Près de huit mois plus tard, le 22 juin 1915, son déplacement à la Béhouille lui donne raison, hélas :
« En nous enfonçant un peu dans la forêt, nous découvrîmes une tombe adossée à une roche. Là aussi, une croix était attachée à l’un des deux sapins qui étaient à sa tête, contre la roche, et au milieu de la tombe, aussi une petite croix encore, coiffée d’un béret alpin. Ce qui disait qu’on avait mis là, non pas un soldat tout seul, mais plusieurs ensemble. Plus de trace d’inscription sur les croix, le temps les avait déjà effacées.

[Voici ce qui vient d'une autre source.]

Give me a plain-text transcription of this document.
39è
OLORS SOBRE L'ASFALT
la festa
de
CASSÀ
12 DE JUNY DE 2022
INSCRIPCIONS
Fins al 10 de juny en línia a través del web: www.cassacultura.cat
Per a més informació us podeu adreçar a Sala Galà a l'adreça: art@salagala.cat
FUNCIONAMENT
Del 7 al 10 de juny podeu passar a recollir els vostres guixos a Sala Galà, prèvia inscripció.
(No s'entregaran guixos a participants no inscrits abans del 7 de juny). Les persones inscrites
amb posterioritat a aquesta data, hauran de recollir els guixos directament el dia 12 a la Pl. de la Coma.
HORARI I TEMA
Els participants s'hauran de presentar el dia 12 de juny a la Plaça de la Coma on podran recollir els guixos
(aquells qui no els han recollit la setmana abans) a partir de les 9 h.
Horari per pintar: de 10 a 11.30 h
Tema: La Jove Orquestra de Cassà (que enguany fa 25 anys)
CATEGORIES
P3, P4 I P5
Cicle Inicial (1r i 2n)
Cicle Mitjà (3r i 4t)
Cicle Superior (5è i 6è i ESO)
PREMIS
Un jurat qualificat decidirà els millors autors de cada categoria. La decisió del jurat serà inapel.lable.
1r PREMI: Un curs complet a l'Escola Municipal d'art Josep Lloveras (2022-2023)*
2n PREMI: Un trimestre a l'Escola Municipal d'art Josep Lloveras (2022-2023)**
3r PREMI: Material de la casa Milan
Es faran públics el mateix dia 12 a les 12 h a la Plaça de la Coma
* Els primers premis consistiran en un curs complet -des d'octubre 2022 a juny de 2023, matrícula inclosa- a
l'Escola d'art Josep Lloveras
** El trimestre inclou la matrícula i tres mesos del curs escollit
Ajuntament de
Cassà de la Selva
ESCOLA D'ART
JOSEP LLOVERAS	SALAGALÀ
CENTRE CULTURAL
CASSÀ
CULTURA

Rien d’étonnant à cela, étant toujours au crayon, à cause de la hâte à enterrer. »
Le travail de relevé des communes
Cependant, heureusement, les divers organes en charge de l’assainissement du champ de bataille et de l’identification des corps ne sont pas restés inactifs depuis septembre 1914. Même si de très nombreuses dépouilles reposent encore dans des tombes collectives, et qu’elles ne pourront être à terme identifiées, bien des tombes, au regard de la quantité considérable de celles-ci, éparpillées des hauteurs aux vallons, ont été associées au nom d’un tué ou d’un disparu. Aussi est-ce ce qui va nous permettre de voir à présent quel sort a été réservé aux combattants du 133e RI morts entre le 30 août et la mi-septembre 1914, dont la dépouille est demeurée dans les Vosges.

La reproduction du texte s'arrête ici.